Did ancient Romans, Pope Clement II or Ludwig van Beethoven overdose on a sweet salt of lead?

Sugar as poison. Image courtesy of Flickr user chrisjohnbeckett.

A spoonful of sugar may help the medicine go down, but a growing body of research casts the sweet stuff as a bitter pill. While our ancestors had access to sugar only by way of fruits, the purified stuff has become an alarmingly major part of the Western diet. It’s in a great many processed foods—dessert items or otherwise—and people use and abuse sugar to the point that some nations are trying to control it like tobacco or alcohol. (Before passing its “fat tax,” Denmark imposed high tariffs on sugary goods.) Even sugar substitutes are coming under fire: A recent study reported a link between artificial sweeteners and the risk of metabolic disorders and diabetes, and some of you may recall a period when saccharin-sweetened goods were suspect because the substance caused cancer in lab animals. But perhaps one of the strangest sweeteners was lead-based—and as you might expect, its ingestion carried serious consequences.

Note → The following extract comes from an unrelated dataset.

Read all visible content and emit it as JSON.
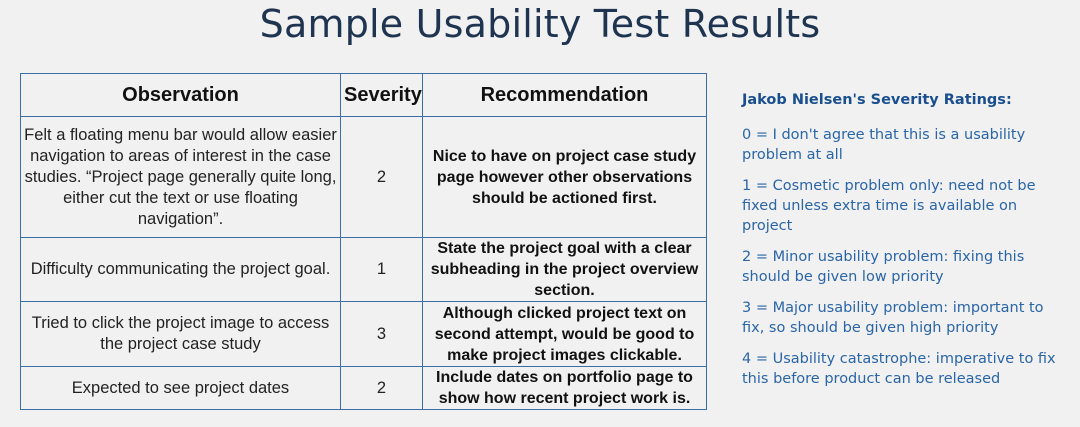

Lead acetate, also known as sugar of lead, is a salt that (ironically) has a sweet flavor—a fairly unusual quality in poisons, which are more likely to taste bitter, signaling to the taster that they are unsafe for consumption. The ancient Romans used the compound—which they called sapa—to sweeten wine, and the aristocratic segments of the population could toss back as much as two liters a day (about three bottles’ worth, although wine was usually diluted with water). There is debate as to whether the wine alone could have produced the traditional physiological effects of lead poisoning, such as organ failure, infertility and dementia—the little things that help facilitate the fall of an empire.

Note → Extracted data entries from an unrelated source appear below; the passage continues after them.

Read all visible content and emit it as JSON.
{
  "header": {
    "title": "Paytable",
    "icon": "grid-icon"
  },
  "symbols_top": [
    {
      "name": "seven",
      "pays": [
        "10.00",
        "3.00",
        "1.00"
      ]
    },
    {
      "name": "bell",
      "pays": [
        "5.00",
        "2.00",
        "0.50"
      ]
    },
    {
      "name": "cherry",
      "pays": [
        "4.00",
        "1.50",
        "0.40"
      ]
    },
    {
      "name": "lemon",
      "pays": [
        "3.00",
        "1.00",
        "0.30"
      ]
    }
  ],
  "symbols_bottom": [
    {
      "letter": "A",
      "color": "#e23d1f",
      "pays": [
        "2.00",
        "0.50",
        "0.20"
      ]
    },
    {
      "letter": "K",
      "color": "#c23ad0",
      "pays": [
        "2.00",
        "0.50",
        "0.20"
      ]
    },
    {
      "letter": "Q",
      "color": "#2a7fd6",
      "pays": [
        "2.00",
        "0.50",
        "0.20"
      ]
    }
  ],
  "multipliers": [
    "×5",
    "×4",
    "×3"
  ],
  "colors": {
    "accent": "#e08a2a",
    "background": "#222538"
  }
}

This is not to say that sugar of lead can’t be lethal. When Pope Clement II died in 1047, no one was exactly sure what killed him, but a 1959 examination of his remains clearly indicated lead poisoning. No one knows for sure if it was accidental or intentional, but one thing was for certain: the man liked his wine, especially those from his native Germany which were sweetened in the ancient Roman manner. And while a number of theories have cropped up concerning Ludwig van Beethoven’s cause of death, ranging from syphilis and coronary disease to lupus, lead poisoning by way of wine has also been suggested as a contributing factor to his demise.

All that said, sugar of lead is probably best left to its modern application: hair coloring products, which, incidentally bear warning labels that this substance is contained therein.